IFRA created the United States Commission on International Religious Freedom, an independent, bi-partisan commission, which reviews the facts and circumstances of violations of religious freedom internationally and creates a yearly report that forms the basis of policy recommendations to the President, Secretary of State and Congress.
In other words, those nations that consistently violate religious freedom are impacted in their relationship with the United States. It is a guide to our foreign policy and a way for the U.S. to influence nations of the world to respect and regard religious liberty.
Cole Durham, who heads the BYU Center said, “I’ve been out in the field and often the fact that there’s someone in the U.S. Embassy making a report on religion, empowers people to alert officials what their problems are.”
In presenting the award to Sen.
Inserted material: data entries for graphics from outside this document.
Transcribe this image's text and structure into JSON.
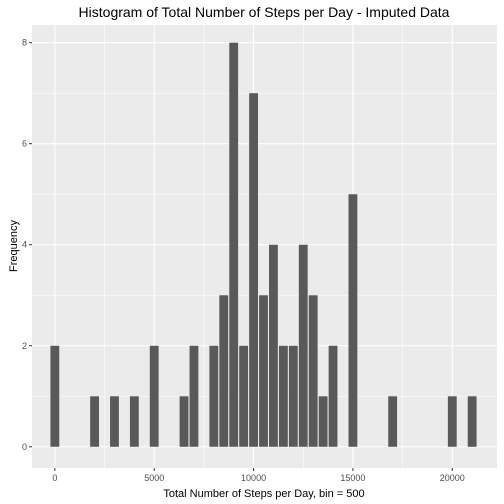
{
  "chart_data": {
    "type": "bar",
    "title": "Histogram of Total Number of Steps per Day - Imputed Data",
    "xlabel": "Total Number of Steps per Day, bin = 500",
    "ylabel": "Frequency",
    "bin_width": 500,
    "xlim": [
      -1150,
      22250
    ],
    "ylim": [
      -0.42,
      8.35
    ],
    "x_ticks": [
      0,
      5000,
      10000,
      15000,
      20000
    ],
    "y_ticks": [
      0,
      2,
      4,
      6,
      8
    ],
    "grid": true,
    "bar_color": "#595959",
    "panel_background": "#ebebeb",
    "grid_color": "#ffffff",
    "bins": [
      {
        "x": 0,
        "count": 2
      },
      {
        "x": 2000,
        "count": 1
      },
      {
        "x": 3000,
        "count": 1
      },
      {
        "x": 4000,
        "count": 1
      },
      {
        "x": 5000,
        "count": 2
      },
      {
        "x": 6500,
        "count": 1
      },
      {
        "x": 7000,
        "count": 2
      },
      {
        "x": 8000,
        "count": 2
      },
      {
        "x": 8500,
        "count": 3
      },
      {
        "x": 9000,
        "count": 8
      },
      {
        "x": 9500,
        "count": 2
      },
      {
        "x": 10000,
        "count": 7
      },
      {
        "x": 10500,
        "count": 3
      },
      {
        "x": 11000,
        "count": 4
      },
      {
        "x": 11500,
        "count": 2
      },
      {
        "x": 12000,
        "count": 2
      },
      {
        "x": 12500,
        "count": 4
      },
      {
        "x": 13000,
        "count": 3
      },
      {
        "x": 13500,
        "count": 1
      },
      {
        "x": 14000,
        "count": 2
      },
      {
        "x": 15000,
        "count": 5
      },
      {
        "x": 17000,
        "count": 1
      },
      {
        "x": 20000,
        "count": 1
      },
      {
        "x": 21000,
        "count": 1
      }
    ]
  }
}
Lieberman, J. Reuben Clark Law School Dean James Rasband said, “No government has the right to tell people how to worship and certainly doesn’t have a right to discriminate against them. The promotion of religious freedom now has become a core part of our foreign policy.”
In accepting the award, Sen. Lieberman, said, “I think threats to religious freedom anywhere in the world are common threats to humanity everywhere.”
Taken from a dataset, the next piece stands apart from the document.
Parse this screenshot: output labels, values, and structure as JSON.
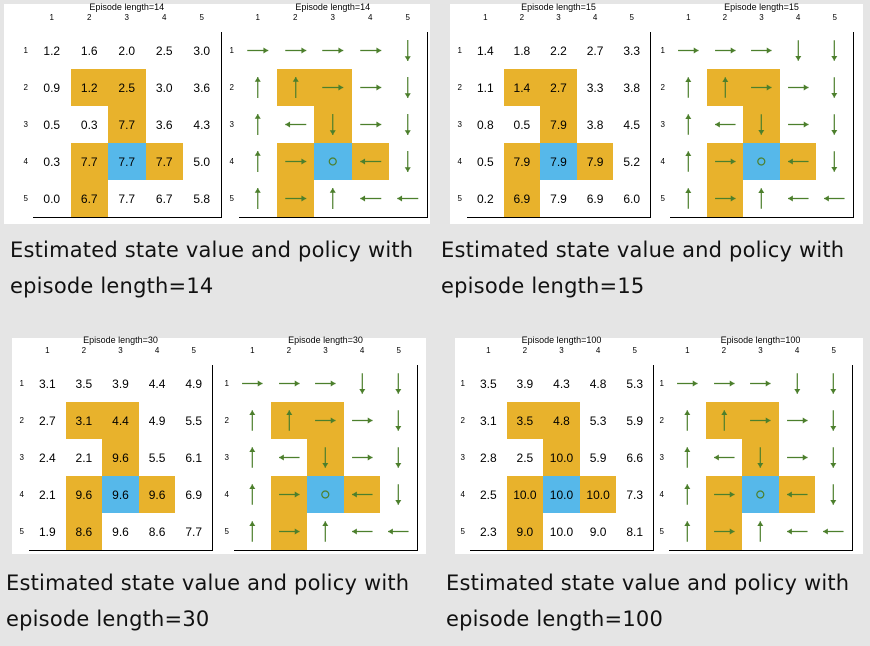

He said that a value that enshrines religious freedom has been passed on from generation to generation across the sweep of American history, and that journey toward the more perfect realization of those values has no final destination point.
“We uniquely as a nation have been defined not by our geographical boundaries but by our purposes as a nation and by our laws which embrace and express those values. The law is our way we express our aspirations for ourselves.
Sen. Lieberman said, “Religious freedom today remains under threat in too many parts of the world…Experts estimate as many as half the world’s people live in regimes that limit or suppress basic religious freedoms.”
He said, “American policy is at its best when it is true to our national values…Do not indulge yourselves in the supposition that America will be a good society without religion. In a society of law, not rulers, there is a need for other sources of good behaviour, of accountability, of responsibility—and there is none better than religion.”
He said he is proud of the work that the commission has done. “Sunlight is the best disinfectant for what’s wrong in government.”
Sen. Lieberman, who is Jewish said, “As you know, the sting of religious discrimination and bigotry has too often been directed at the LDS Church and its followers. Unfortunately, we found out through Gov. Romney’s candidacy that the LDS church is still the target of misunderstandings and bigotry. That seems awfully familiar to me.”
He said, “You are different and you are such high achievers and you are so successful. There’s a sort of envy that motivates the bigotry. I hope together that over time, together, we can knock it down.
Senator Lieberman was the first Jewish American to be on the Presidential ticket, running for vice-president in the year 2000. He said, “When someone is allowed to break a barrier, the doors of opportunity are opened wider for everybody.”
“I promise to stand with you where there’s an opportunity to speak out against the misunderstanding that Latter-day Saints face.”
“We have succeeded in expanding the franchising of freedoms not just in our own country, but abroad. Advancing those freedoms has been our national purpose and remains our national destiny and can best be achieved through law.”
In conjunction with the dinner, a legal education program on religious liberty was presented at Georgetown University Law Center featuring four of the nation’s experts: Von G. Keetch, Kirton & McConkie; Eric Rassbach, National Litigation Director, Becket Fund; Cole Durham, Director, International Center for Law and Religion Studies; and Mark E. Chopko, Stradley Ronon Stevens & Young.